Miami Gardens held a groundbreaking ceremony for a new municipal complex, Thursday, July 12, in Miami Gardens. The facility will house city hall, the council chamber, and the police headquarters.
The city of Miami Gardens will honor its first mayor and one of its first councilmembers by naming the new city hall and police department in their honor.
Last week, Miami Gardens hosted a groundbreaking for the new, environmentally friendly city hall, named in honor of Mayor Shirley Gibson, and the new police department, named in honor of Vice Mayor Aaron Campbell Jr.
Campbell said he was pleasantly surprised when Miami Gardens Councilman Oliver Gilbert presented the resolution to name the police department in his honor at a city council meeting two months ago.
“It’s a wonderful feeling,” Campbell said. “It’s something that I didn’t expect.”
The complex includes a three-story, 63,000-square-foot city hall building, as well as an 8,500-square-foot council chambers building and a 67,000-square-foot police department headquarters, as well as a parking garage.
Miami Gardens currently rents out space to house city employees and conduct city business.
The new buildings will save the city more than half a million dollars annually, said Campbell.
“The current building cost the city $600,000 thousand to $700,000 in rent,” said Campbell.
Miami Gardens chose Skanska construction to take on the $42 million project.
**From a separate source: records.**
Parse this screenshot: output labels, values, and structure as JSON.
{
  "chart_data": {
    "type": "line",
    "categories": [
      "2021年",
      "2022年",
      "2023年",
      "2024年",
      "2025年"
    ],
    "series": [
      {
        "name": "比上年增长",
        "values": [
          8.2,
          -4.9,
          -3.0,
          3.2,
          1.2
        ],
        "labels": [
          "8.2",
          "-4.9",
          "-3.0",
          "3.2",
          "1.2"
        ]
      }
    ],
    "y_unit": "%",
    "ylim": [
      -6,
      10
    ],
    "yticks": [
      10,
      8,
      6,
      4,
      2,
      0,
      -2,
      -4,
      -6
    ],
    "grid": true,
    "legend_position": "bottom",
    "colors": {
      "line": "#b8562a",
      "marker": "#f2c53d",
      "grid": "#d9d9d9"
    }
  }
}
Project executive Steve Williams said the project will be LEED Platinum certified. Leadership in Energy and Environmental Design (LEED) is a rating system for the design, construction and operation of high-performance green buildings, homes and neighborhoods. Platinum is the highest LEED rating.
“That means we will have more elements of a green building in this project,” Williams said.
Williams said in the long run, tax payers will save money because of the energy conserving provisions such as a system that will reuse rain water for irrigation, solar panels for energy and the use of LED fixtures instead of florescent lighting.
“Many of the products being used are recycled products,” he said.
Gibson, who leaves office this year due to term limits, was beaming at the July 12 ground-breaking ceremony for the project.
The mayor, who helped spearhead the incorporation effort, said the free-standing city hall is a major milestones for Miami Gardens. The project is expected to be finished by June 2013. The municipality was incorporated in 2003. “
It takes a lot of work that you don’t see to get to this point of a groundbreaking,” Gibson said in an interview with the city-contracted videographer. “It’s a great accomplishment when something you work on for years comes to fruition.”
Carletha Robinson, a resident of the city since, 1957, said the new city hall and police department will lift help improve the city’s image.
“I feel like it will make our city look more like a city,” Robinson said.